Previous studies primarily utilize MLP neurons as units of analysis for understanding the mechanisms of factual knowledge in Language Models (LMs); however, neurons suffer from polysemanticity, leading to limited knowledge expression and poor interpretability. In this paper, we first conduct preliminary experiments to validate that Sparse Autoencoders (SAE) can effectively decompose neurons into features, which serve as alternative analytical units. With this established, our core findings reveal three key advantages of features over neurons: (1) Features exhibit stronger influence on knowledge expression and superior interpretability. (2) Features demonstrate enhanced monosemanticity, showing distinct activation patterns between related and unrelated facts. (3) Features achieve better privacy protection than neurons, demonstrated through our proposed FeatureEdit method, which significantly outperforms existing neuron-based approaches in erasing privacy-sensitive information from LMs.Code and dataset will be available.

Figures (11)

• Figure 1: Comparison of research units for factual knowledge mechanisms in LMs: (a) neurons and (b) features. Colors in neurons (or features) correspond to the facts they store, illustrating how specific facts are encoded in particular units.

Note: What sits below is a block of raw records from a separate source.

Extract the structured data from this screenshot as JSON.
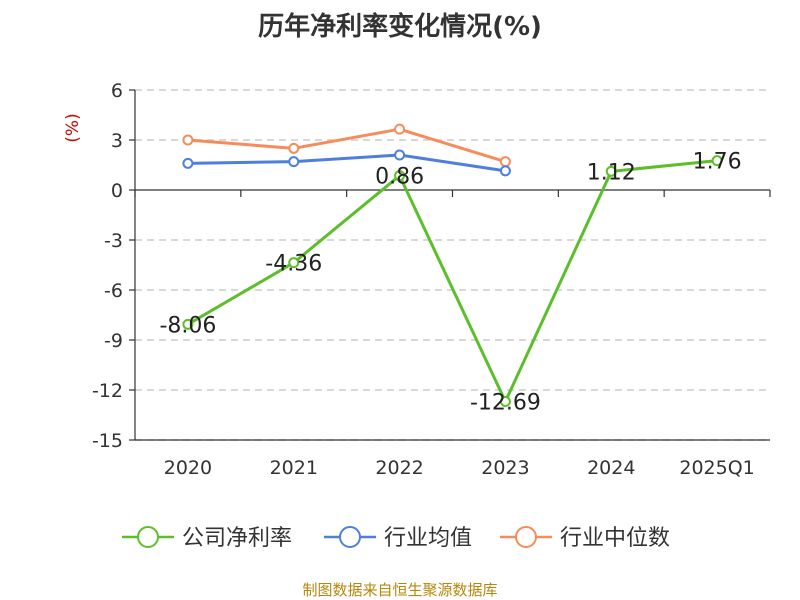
{
  "title": "历年净利率变化情况(%)",
  "source": "制图数据来自恒生聚源数据库",
  "colors": {
    "company": "#5cbf2a",
    "industry_avg": "#4f7fdc",
    "industry_median": "#f78c5a",
    "ylabel": "#cc0000",
    "source": "#b8860b"
  },
  "chart_data": {
    "type": "line",
    "title": "历年净利率变化情况(%)",
    "ylabel": "(%)",
    "xlabel": "",
    "categories": [
      "2020",
      "2021",
      "2022",
      "2023",
      "2024",
      "2025Q1"
    ],
    "ylim": [
      -15,
      6
    ],
    "yticks": [
      6,
      3,
      0,
      -3,
      -6,
      -9,
      -12,
      -15
    ],
    "grid": true,
    "legend_position": "bottom",
    "series": [
      {
        "name": "公司净利率",
        "color_key": "company",
        "values": [
          -8.06,
          -4.36,
          0.86,
          -12.69,
          1.12,
          1.76
        ],
        "labels": [
          "-8.06",
          "-4.36",
          "0.86",
          "-12.69",
          "1.12",
          "1.76"
        ]
      },
      {
        "name": "行业均值",
        "color_key": "industry_avg",
        "values": [
          1.6,
          1.7,
          2.1,
          1.15,
          null,
          null
        ]
      },
      {
        "name": "行业中位数",
        "color_key": "industry_median",
        "values": [
          3.0,
          2.5,
          3.65,
          1.7,
          null,
          null
        ]
      }
    ]
  }
}
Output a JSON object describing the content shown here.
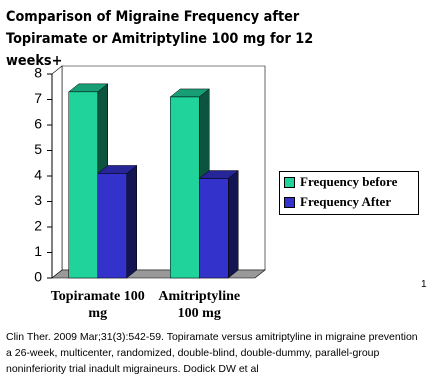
{
  "chart_data": {
    "type": "bar3d",
    "title": "Comparison of Migraine Frequency after Topiramate or Amitriptyline 100 mg for 12 weeks+",
    "categories": [
      "Topiramate 100 mg",
      "Amitriptyline 100 mg"
    ],
    "series": [
      {
        "name": "Frequency before",
        "color": "#1fd39a",
        "values": [
          7.3,
          7.1
        ]
      },
      {
        "name": "Frequency After",
        "color": "#3333cc",
        "values": [
          4.1,
          3.9
        ]
      }
    ],
    "ylim": [
      0,
      8
    ],
    "yticks": [
      0,
      1,
      2,
      3,
      4,
      5,
      6,
      7,
      8
    ],
    "legend": "right",
    "footnote": "Clin Ther. 2009 Mar;31(3):542-59. Topiramate versus amitriptyline in migraine prevention a 26-week, multicenter, randomized, double-blind, double-dummy, parallel-group noninferiority trial inadult migraineurs. Dodick DW et al",
    "page_mark": "1"
  }
}
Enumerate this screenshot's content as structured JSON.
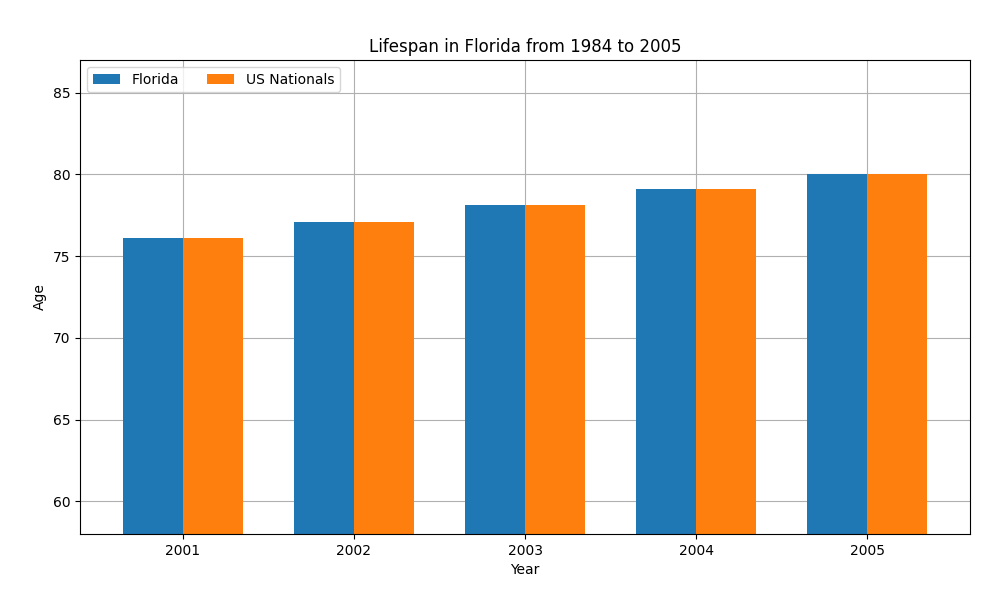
{
  "chart_data": {
    "type": "bar",
    "title": "Lifespan in Florida from 1984 to 2005",
    "x_label": "Year",
    "y_label": "Age",
    "categories": [
      "2001",
      "2002",
      "2003",
      "2004",
      "2005"
    ],
    "series": [
      {
        "name": "Florida",
        "values": [
          76.1,
          77.1,
          78.1,
          79.1,
          80.0
        ]
      },
      {
        "name": "US Nationals",
        "values": [
          76.1,
          77.1,
          78.1,
          79.1,
          80.0
        ]
      }
    ],
    "ylim": [
      58,
      87
    ],
    "yticks": [
      60,
      65,
      70,
      75,
      80,
      85
    ],
    "grid": true,
    "legend": "upper left"
  }
}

• Figure 2: Evaluation of features obtained by different methods. Top: $\Delta$ Prob after feature ablation. Bottom: Interpretation scores ($IS$). Higher values indicate better performance in both metrics.
• Figure 3: Distribution plots of activated features under different feature number settings ($n\times 9216, n=1,2,4,8$) for Gemma-2 2B. The similar distribution patterns across different $n$ suggest that features consistently fall into similar regions. It should be noted that these four pictures are not exactly the same, but they are very similar.
• Figure 4: The impact on $\Delta Prob$ when ablating features from different transformer components and neurons. Values show mean $\pm$ standard error across 5 bootstrap iterations, with higher values indicating greater influence on knowledge expression. Note that while $\Delta Prob \in [0,1]$, the plots may exceed 1 due to $+$ std.
• Figure 5: The impact on $\Delta Prob$ when ablating features from different transformer components and neurons.